Recently I watched a show called Kat and the Kings at the Athol Fugard theatre. The theatre is situated in the old district six and the show is about a vocal group during the apartheid era. This show filled my heart with empathy for what happened to so many families and dreams that were lost in the process.

Just before the show my friend told me he watched a TV show on a crime that was committed a few years ago, when two white guys were shot and left naked by the side of the M5, by four coloured men who were high on Tik at that time.
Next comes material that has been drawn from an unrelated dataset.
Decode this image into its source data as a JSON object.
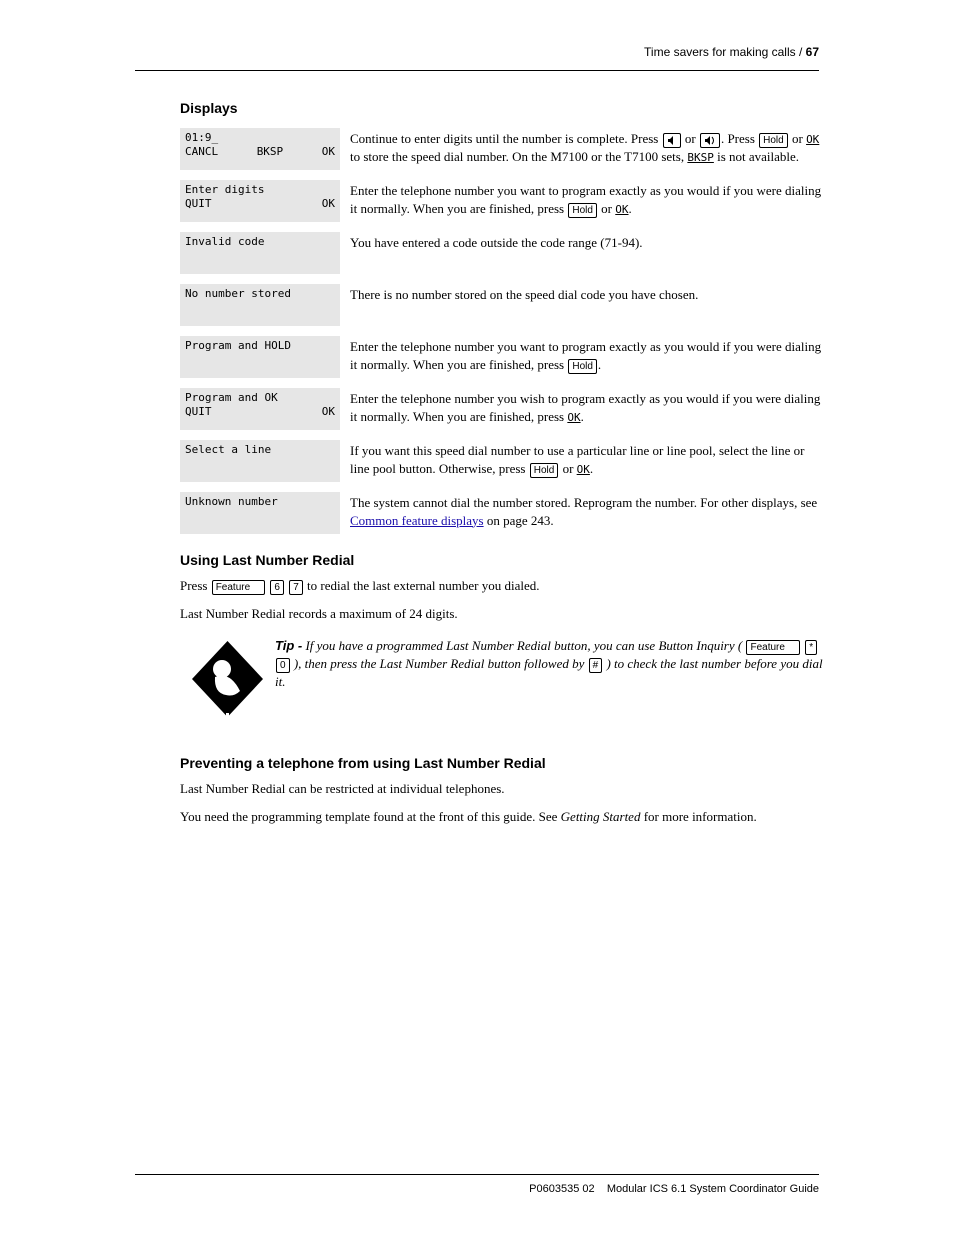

I read newspaper articles of how the ANC is messing things up in different parts of the country. How all the shop owners in Pilgrim’s rest lost the tenders to their shops, which have sustained them for years, and with this, their livelihood, to black empowerment companies with no capital to support their new ventures.

I hear of boere that are shot on their farms. I listen to stories told by family members who live in the Northern Province. I look at the faces of the young men from Heideveld that I am interviewing for my research. I hear how their fathers abused their mothers, how they got involved in gangsterism and left school, of how they are now unable to find a job. Of how all they want is a wife, a house and to be able to support a family.
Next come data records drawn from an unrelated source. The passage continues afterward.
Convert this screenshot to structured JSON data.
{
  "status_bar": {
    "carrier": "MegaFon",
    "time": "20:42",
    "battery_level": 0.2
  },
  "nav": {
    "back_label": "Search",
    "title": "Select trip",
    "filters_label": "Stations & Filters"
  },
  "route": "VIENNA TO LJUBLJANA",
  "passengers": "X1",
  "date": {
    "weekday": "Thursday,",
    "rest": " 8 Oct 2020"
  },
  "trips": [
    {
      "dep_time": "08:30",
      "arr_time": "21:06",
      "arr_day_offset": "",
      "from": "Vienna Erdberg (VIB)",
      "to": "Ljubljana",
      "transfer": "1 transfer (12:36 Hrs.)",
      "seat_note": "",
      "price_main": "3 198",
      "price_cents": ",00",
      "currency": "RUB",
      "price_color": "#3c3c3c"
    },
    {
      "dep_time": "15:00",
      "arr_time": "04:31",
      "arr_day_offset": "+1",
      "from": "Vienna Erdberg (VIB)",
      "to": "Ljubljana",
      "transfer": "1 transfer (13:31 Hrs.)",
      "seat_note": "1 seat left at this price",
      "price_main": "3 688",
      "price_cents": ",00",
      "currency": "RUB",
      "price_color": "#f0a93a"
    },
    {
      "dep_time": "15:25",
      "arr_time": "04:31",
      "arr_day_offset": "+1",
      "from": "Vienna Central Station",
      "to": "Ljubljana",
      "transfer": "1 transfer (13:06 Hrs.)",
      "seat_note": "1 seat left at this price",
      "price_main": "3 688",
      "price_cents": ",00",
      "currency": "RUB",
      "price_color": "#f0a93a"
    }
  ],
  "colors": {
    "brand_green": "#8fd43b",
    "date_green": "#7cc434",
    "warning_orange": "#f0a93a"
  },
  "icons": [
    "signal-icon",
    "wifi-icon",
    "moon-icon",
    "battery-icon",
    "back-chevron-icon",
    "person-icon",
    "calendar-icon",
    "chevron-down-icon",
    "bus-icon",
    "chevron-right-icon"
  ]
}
I hear these stories, I see these faces. I look at Tafelberg and I remember the hills in Mpumalanga. For me, these aren’t conflicting stories. They are part of South Africa. All of them. No one’s story trumps someone else’s. I don’t know who said this but I love this quote. “Be kind to one another, for we are all fighting a difficult battle”.

In South Africa, I believe, we all suffer from a bit of Post Traumatic Stress Disorder. We have flashbacks of painful pasts and walk around fearful of our futures. We do not know who to trust, where we can go to safely and how to plan for what might happen. We are all in the same boat. Our lives don’t look the same. We are not all fighting the exact same battle. But we all live here together. We all suffer from what happened in the past, and we all need each other now, more than ever. This is how we overcome, this is how we move on. By listening, by acknowledging pain and by stepping up and taking responsibility for change.

At the beginning of the year the Cape Town Carnival was held in Greenpoint. I loved this. I loved it so much. It made me so, incredibly proud to be South African. We are such diverse, strong-minded, dynamic, talented, amazing people. We all have tons of strong qualities that can over shadow our weak ones. I loved standing there, seeing how magical and beautiful we look when we throw this all together. I mean, no other country boasts with 11 official languages, people of all flavor and colour. We are still alive and standing and beautiful and diverse. This is my heart’s wish, that we can all meet each other. That we can all acknowledge each other as human beings and worthy of being here. With that thought, before I become completely sentimental I will leave you.